Inevitably Hollywood came knocking. The motion picture produced by and starring Oscar-nominated actress Naomi Watts (as Sam), Andrew Lincoln (The Walking Dead) and two times Oscar nominee Jacki Weaver as Sam’s Mum, premiered at the prestigious Toronto International Film Festival in September 2020. The film was released in Australian cinemas on January 1, 2021.
And a sequel book Sam Bloom, Heartache & Birdsong, the story from Sam’s point of view has just been published.
Penguin grew up and moved out. She returned occasionally over time, then less so. But, if there’s such a thing as “bird mail”, then the message definitely got around that the Bloom home – was the place to be!
Since Penguin there has been Puffin & Panda, Hollywood and now Frankie, the currawong, who’s pruning my locks (hopefully the greys!) as we talk about Sam walking again. Could it ever happen?
“I’m an Ambassador for SpinalCure Australia and we’re really excited about what’s happening at NeuRA (Neuroscience Research Australia).
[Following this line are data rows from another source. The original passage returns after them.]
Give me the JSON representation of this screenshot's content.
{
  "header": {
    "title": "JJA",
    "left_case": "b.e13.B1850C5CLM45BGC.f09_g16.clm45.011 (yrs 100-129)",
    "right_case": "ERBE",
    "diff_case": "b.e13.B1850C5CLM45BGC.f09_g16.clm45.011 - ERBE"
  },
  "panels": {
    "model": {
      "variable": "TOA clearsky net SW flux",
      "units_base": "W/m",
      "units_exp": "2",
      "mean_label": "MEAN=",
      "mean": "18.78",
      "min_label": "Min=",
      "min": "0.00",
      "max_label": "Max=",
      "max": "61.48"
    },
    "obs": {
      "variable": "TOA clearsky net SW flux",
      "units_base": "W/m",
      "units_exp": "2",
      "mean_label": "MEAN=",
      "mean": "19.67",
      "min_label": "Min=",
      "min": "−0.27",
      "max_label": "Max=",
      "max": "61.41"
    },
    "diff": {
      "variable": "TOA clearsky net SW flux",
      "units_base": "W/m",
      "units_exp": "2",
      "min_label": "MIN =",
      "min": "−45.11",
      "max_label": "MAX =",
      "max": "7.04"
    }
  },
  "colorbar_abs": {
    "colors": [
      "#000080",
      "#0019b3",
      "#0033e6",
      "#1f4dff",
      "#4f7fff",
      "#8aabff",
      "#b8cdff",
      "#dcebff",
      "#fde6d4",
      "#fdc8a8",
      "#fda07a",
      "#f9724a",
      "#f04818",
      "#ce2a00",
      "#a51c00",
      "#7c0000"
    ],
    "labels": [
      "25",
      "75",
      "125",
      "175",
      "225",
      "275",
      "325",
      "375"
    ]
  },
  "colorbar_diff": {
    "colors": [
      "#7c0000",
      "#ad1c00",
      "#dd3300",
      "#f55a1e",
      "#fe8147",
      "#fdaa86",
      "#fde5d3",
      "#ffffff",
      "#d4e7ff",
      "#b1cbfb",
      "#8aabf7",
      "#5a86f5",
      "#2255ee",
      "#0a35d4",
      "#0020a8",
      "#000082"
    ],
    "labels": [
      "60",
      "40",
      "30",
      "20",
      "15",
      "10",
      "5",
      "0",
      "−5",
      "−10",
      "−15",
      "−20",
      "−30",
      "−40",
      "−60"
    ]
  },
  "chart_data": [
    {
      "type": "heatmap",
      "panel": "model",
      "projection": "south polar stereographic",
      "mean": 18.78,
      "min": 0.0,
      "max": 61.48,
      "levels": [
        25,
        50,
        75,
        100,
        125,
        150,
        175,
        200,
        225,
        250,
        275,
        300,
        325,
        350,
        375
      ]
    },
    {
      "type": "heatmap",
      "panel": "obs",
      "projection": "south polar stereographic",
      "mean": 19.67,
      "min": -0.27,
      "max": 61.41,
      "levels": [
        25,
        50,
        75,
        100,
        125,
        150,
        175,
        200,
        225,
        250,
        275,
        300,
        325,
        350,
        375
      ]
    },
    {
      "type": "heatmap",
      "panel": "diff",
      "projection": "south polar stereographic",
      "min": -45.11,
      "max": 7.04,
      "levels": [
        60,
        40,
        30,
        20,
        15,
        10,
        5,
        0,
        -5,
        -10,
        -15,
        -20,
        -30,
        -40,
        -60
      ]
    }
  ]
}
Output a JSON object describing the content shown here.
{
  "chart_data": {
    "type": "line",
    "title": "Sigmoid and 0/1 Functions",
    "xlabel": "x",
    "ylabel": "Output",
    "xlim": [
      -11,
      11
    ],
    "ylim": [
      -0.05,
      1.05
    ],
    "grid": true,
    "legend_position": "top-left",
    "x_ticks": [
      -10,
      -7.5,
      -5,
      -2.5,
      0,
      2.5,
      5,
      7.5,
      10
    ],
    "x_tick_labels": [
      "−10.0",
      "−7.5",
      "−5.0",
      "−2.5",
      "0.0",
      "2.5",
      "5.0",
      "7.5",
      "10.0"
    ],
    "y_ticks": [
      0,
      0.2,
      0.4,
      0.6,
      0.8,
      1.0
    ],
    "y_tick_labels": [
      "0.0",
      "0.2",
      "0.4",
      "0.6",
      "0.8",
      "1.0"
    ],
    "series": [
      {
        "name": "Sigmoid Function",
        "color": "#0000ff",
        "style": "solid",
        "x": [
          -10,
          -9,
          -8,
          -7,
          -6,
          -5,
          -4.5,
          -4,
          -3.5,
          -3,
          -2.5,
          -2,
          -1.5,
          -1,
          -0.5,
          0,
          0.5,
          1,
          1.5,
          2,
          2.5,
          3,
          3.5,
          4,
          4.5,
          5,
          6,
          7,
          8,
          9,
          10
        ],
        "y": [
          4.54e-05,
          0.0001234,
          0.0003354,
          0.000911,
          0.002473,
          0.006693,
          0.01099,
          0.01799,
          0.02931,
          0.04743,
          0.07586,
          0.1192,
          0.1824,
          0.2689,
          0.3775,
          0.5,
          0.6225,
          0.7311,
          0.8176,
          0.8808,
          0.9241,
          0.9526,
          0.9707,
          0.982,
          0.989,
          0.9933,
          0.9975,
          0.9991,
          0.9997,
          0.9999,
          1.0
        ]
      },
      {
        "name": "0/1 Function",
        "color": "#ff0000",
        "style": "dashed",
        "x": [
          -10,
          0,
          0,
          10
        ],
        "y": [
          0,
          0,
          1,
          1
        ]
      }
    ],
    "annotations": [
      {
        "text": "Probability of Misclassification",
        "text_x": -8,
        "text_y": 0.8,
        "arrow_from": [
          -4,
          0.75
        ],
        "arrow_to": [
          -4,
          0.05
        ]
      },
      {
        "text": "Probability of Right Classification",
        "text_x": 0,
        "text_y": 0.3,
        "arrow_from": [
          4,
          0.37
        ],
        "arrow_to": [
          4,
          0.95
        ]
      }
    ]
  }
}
“They’ve just launched a new Spinal Cord Injury Research Centre and have three amazing research projects happening, using electrical stimulation, virtual reality and other new treatments. I’d love to be part of the clinical trials, but we’ll see.”
I can hear the surf. We all can. And Sam wants me to take away one last message.
“Penguin opened my eyes and my heart. She helped me to be my best self, or at least my worst self far less often. I always tell people – don’t put your dreams on hold. Because you never know what’s around the corner.’
With her one eye Frankie, I swear, gives me a wink.